“I don’t know how you manage on your own,” is a statement I often hear from married friends. Even with a helpful husband around raising kids and taking care of a home is hard work.
So how do I get it all done?
The answer is: I don’t. I really don’t get it all done. My house is an array of half completed projects. The stairwell still needs to be painted. I have new sinks to install in both bathrooms and then I’ll tackle the new floors that are needed. The basement has become a makeshift baby store as I pile up the items being given to me in case I get a baby. (Even if I do, I’m planning to ship a bunch of stuff to my sister – who is expecting – as soon as she and her husband find a new house.) There is clean laundry abounding around the bedrooms. Most days I can manage to get it down to the basement, washed,and brought back up. By that point it’s bedtime and I leave if for another day which comes around eventually.
One of the highlights of my recent childfree trip to California was staying in a tidy, uncluttered apartment. It did me good to remember one day the mess will be over. My kids will grow up.
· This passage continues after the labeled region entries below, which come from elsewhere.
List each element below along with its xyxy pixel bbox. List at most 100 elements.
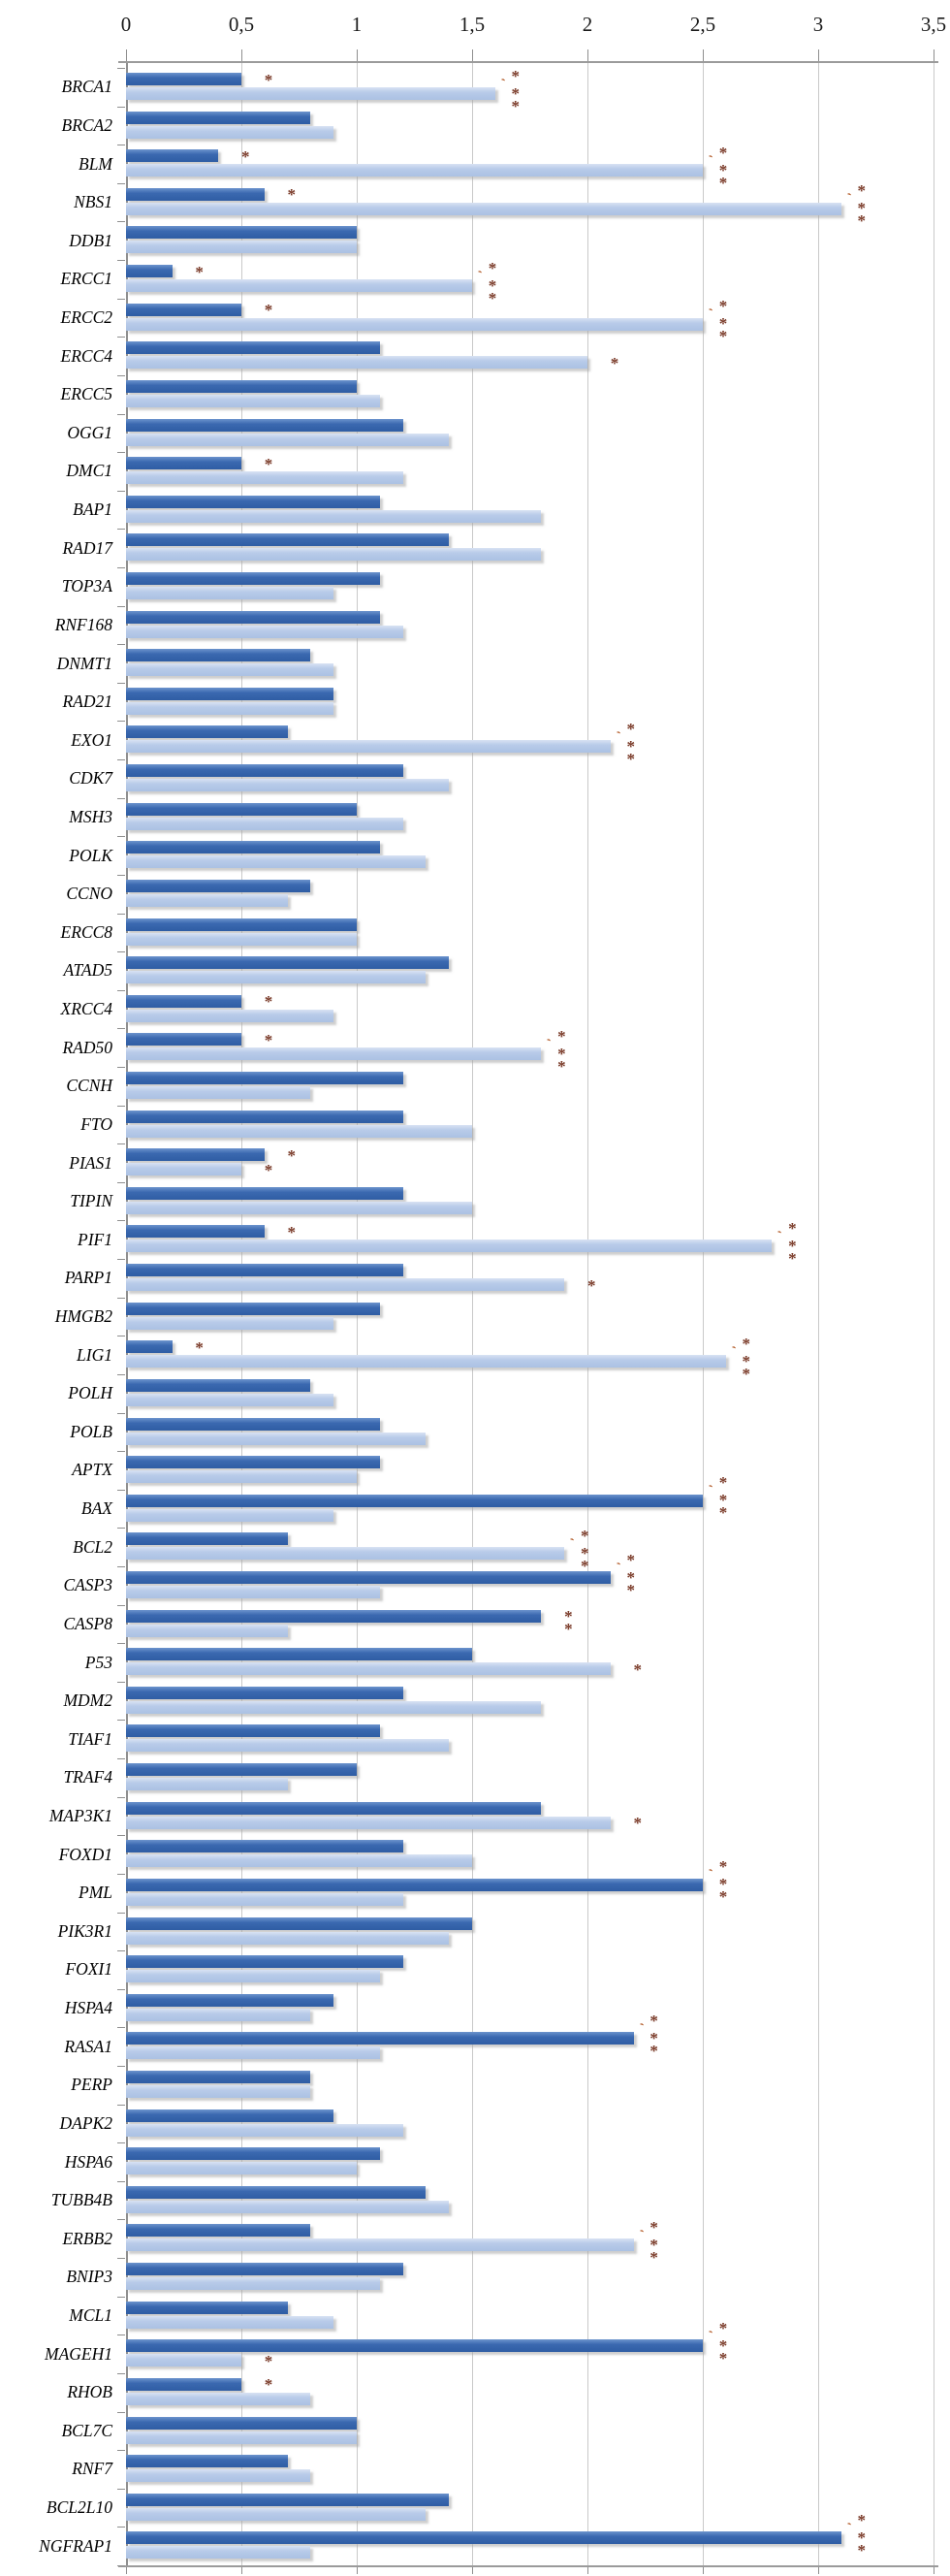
bar-dark	[126, 1148, 265, 1162]
gene-label: CDK7	[69, 768, 112, 789]
y-axis-tick-mark	[117, 2104, 125, 2106]
gene-label: RAD17	[62, 537, 112, 558]
gene-label: RHOB	[67, 2382, 112, 2402]
significance-asterisk-icon: *	[195, 262, 204, 281]
y-axis-tick-mark	[117, 1988, 125, 1990]
y-axis-tick-mark	[117, 1259, 125, 1261]
gene-label: PIAS1	[69, 1152, 112, 1173]
gene-row: PARP1 *	[0, 1259, 950, 1298]
axis-tick-mark-top	[126, 49, 127, 61]
bar-dark	[126, 1993, 334, 2007]
gene-label: HSPA4	[64, 1998, 112, 2018]
bar-dark	[126, 457, 241, 470]
axis-tick-mark-bottom	[818, 2565, 819, 2574]
bar-light	[126, 2123, 403, 2137]
y-axis-tick-mark	[117, 529, 125, 531]
gene-label: BRCA2	[61, 114, 113, 135]
x-axis-tick-label: 2	[582, 13, 593, 36]
y-axis-tick-mark	[117, 106, 125, 108]
gene-row: POLB	[0, 1413, 950, 1452]
gene-row: DNMT1	[0, 644, 950, 683]
bar-dark	[126, 1648, 472, 1661]
gene-row: ERBB2 ` * * *	[0, 2219, 950, 2266]
gridline	[818, 61, 819, 2565]
bar-light	[126, 1816, 611, 1829]
gene-label: XRCC4	[60, 999, 112, 1019]
significance-asterisk-icon: *	[511, 96, 521, 115]
gene-row: RAD50 * ` * * *	[0, 1028, 950, 1075]
significance-asterisk-icon: *	[718, 1491, 728, 1510]
gene-row: TUBB4B	[0, 2181, 950, 2220]
y-axis-tick-mark	[117, 2450, 125, 2452]
gene-label: ERCC4	[60, 345, 112, 366]
gene-row: RASA1 ` * * *	[0, 2012, 950, 2066]
significance-asterisk-icon: *	[649, 2041, 658, 2060]
gene-row: MSH3	[0, 798, 950, 837]
bar-dark	[126, 1916, 472, 1930]
y-axis-tick-mark	[117, 1373, 125, 1375]
y-axis-tick-mark	[117, 1028, 125, 1030]
bar-light	[126, 932, 357, 946]
bar-light	[126, 1124, 472, 1138]
y-axis-tick-mark	[117, 374, 125, 376]
significance-asterisk-icon: *	[564, 1620, 573, 1639]
gene-label: MSH3	[69, 806, 112, 826]
significance-asterisk-icon: *	[488, 275, 497, 295]
y-axis-tick-mark	[117, 797, 125, 799]
gene-label: ERCC2	[60, 306, 112, 327]
gene-label: MAGEH1	[45, 2343, 112, 2364]
x-axis-tick-label: 0	[120, 13, 132, 36]
gene-row: MAP3K1 *	[0, 1797, 950, 1836]
bar-dark	[126, 1417, 380, 1431]
gene-label: FTO	[80, 1113, 112, 1134]
gene-row: BNIP3	[0, 2258, 950, 2297]
significance-asterisk-icon: *	[649, 2011, 658, 2030]
bar-dark	[126, 1110, 403, 1123]
bar-dark	[126, 687, 334, 700]
bar-dark	[126, 649, 311, 662]
gene-row: HSPA6	[0, 2142, 950, 2181]
significance-asterisk-icon: *	[742, 1351, 751, 1370]
gene-label: PIK3R1	[57, 1920, 112, 1941]
significance-asterisk-icon: *	[718, 1887, 728, 1907]
gene-label: ERCC8	[60, 921, 112, 942]
significance-asterisk-icon: *	[718, 314, 728, 334]
bar-light	[126, 394, 380, 407]
y-axis-tick-mark	[117, 2411, 125, 2413]
bar-dark	[126, 73, 241, 85]
gene-label: PIF1	[78, 1229, 112, 1249]
x-axis-line-bottom	[118, 2565, 938, 2567]
gene-row: PIAS1 * *	[0, 1143, 950, 1182]
significance-asterisk-icon: *	[718, 2348, 728, 2367]
significance-asterisk-icon: *	[718, 2335, 728, 2355]
bar-dark	[126, 879, 311, 892]
significance-asterisk-icon: *	[633, 1659, 643, 1679]
gene-row: TIAF1	[0, 1720, 950, 1758]
y-axis-tick-mark	[117, 2180, 125, 2182]
gene-label: RAD21	[62, 692, 112, 712]
significance-asterisk-icon: *	[742, 1364, 751, 1383]
gene-label: POLK	[69, 845, 112, 865]
bar-dark	[126, 2301, 288, 2314]
bar-dark	[126, 1494, 703, 1507]
gene-row: EXO1 ` * * *	[0, 721, 950, 767]
bar-dark	[126, 2455, 288, 2468]
gene-label: RASA1	[64, 2036, 112, 2056]
y-axis-tick-mark	[117, 1758, 125, 1760]
gene-label: HMGB2	[54, 1305, 112, 1326]
bar-dark	[126, 2109, 334, 2122]
gene-label: TIAF1	[68, 1728, 112, 1749]
significance-asterisk-icon: *	[857, 2540, 867, 2560]
significance-asterisk-icon: *	[580, 1543, 589, 1562]
y-axis-tick-mark	[117, 1528, 125, 1530]
gene-row: POLH	[0, 1374, 950, 1413]
y-axis-tick-mark	[117, 874, 125, 876]
gene-row: CCNH	[0, 1067, 950, 1106]
bar-dark	[126, 1724, 380, 1738]
gene-row: PIK3R1	[0, 1913, 950, 1951]
gene-label: BAX	[80, 1498, 112, 1519]
y-axis-tick-mark	[117, 2296, 125, 2298]
bar-dark	[126, 2416, 357, 2430]
gene-row: BRCA1 * ` * * *	[0, 68, 950, 114]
Toys won’t always litter the hallways. Dirty socks won’t appear in the most unlikely places forever. This is just a season I’m in.
Sometimes it’s hard to appreciate the season. Despite the state of my house, I do have standards and expectations that I find myself continually falling short of. I’m not a perfectionist but enjoy a sense of decorum and order. Since I started homeschooling that has become impossible. The only time I don’t have a child or children underfoot is when they’re in bed. By that time I’m so depleted I do fun things like blogging or watching British crime dramas.
Most days I feel like I don’t get much of anything done at all. I mange to put three meals of some nutritional value on the table each day. I keep the kids relatively clean – though that’s becoming more difficult with the onset of good weather. My children are drawn to dirt and mud like a magnet. On short notice I can throw together a decent family dinner when my siblings come by to visit. But don’t check the top of the china cabinet. Apparently, it hasn’t been dusted in quite some time.
This week, aside from completing my first official catering job, my greatest accomplishment was mowing the grass. My pictures don’t do it justice. The place was turning into a jungle. Now when I look out my back patio door, there’s a sense of accomplishment. It’s small, but I’ll take it.